(Adds details, shares)
By Diptendu Lahiri
July 20 (Reuters) - U.S. regional bank KeyCorp said it expects average loans at the end of 2017 to be at the low end of its previous forecast, sending shares down as much as 4.7 percent.
The muted loan growth forecast overshadowed the lender’s quarterly profit that more than doubled, boosted by its acquisition of First Niagara Financial Group.
KeyCorp expects full-year average loans to be at the lower end of its $87 billion to $88 billion forecast. Total loans at the end of the second quarter were $86.50 billion.
“The stocks had a pretty good run going into the quarter but the guidance of the second half of the year is mixed,” Wedbush Securities analyst Peter Winter said.

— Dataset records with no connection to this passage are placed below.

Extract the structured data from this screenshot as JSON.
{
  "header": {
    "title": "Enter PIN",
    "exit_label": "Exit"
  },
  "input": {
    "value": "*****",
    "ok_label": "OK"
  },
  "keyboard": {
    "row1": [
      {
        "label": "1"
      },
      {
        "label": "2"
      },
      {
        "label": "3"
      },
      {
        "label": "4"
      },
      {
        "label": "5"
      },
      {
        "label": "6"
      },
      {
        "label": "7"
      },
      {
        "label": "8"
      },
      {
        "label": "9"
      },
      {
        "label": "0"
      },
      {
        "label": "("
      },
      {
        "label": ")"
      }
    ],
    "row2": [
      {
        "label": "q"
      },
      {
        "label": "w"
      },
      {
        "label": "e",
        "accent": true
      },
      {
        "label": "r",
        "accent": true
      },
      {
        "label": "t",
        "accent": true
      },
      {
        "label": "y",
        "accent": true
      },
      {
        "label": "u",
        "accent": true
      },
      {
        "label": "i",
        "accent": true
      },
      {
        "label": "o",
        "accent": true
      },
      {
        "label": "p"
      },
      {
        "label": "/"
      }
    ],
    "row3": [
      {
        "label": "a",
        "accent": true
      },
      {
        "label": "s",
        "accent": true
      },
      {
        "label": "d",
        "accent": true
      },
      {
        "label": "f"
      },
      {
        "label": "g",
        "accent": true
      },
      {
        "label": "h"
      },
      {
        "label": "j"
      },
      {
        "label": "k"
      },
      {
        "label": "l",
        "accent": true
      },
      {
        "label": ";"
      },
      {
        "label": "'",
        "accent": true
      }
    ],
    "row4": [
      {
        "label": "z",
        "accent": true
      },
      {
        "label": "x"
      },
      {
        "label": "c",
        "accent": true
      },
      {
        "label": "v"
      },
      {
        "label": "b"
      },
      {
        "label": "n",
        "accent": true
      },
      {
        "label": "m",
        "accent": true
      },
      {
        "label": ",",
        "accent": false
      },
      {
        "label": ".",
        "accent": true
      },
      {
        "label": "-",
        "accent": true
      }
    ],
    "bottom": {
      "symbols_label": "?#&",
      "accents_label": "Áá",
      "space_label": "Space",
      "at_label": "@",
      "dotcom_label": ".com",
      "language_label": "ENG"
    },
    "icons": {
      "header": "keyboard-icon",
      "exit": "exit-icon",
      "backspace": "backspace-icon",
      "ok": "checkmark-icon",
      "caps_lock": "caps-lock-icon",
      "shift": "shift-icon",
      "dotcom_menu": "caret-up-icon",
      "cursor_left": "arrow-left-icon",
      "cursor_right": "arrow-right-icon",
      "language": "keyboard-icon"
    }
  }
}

Loan growth has been sluggish at most U.S. lenders as interest rates have come off historic lows increasing the cost of borrowing.
The U.S. Federal Reserve has raised rates three times since the second quarter of last year, with the latest increase coming in June.
Cleveland-based KeyCorp’s net income attributable to common shareholders more than doubled to $398 million in the second quarter ended June 30.
Excluding items, the bank earned 34 cents per share, brushing past average analyst estimate of 33 cents, according to Thomson Reuters I/B/E/S.
KeyCorp’s total revenue rose 52.1 percent to $1.64 billion.
Total interest income jumped to $1.12 billion, while non-interest expenses rose 32.5 percent.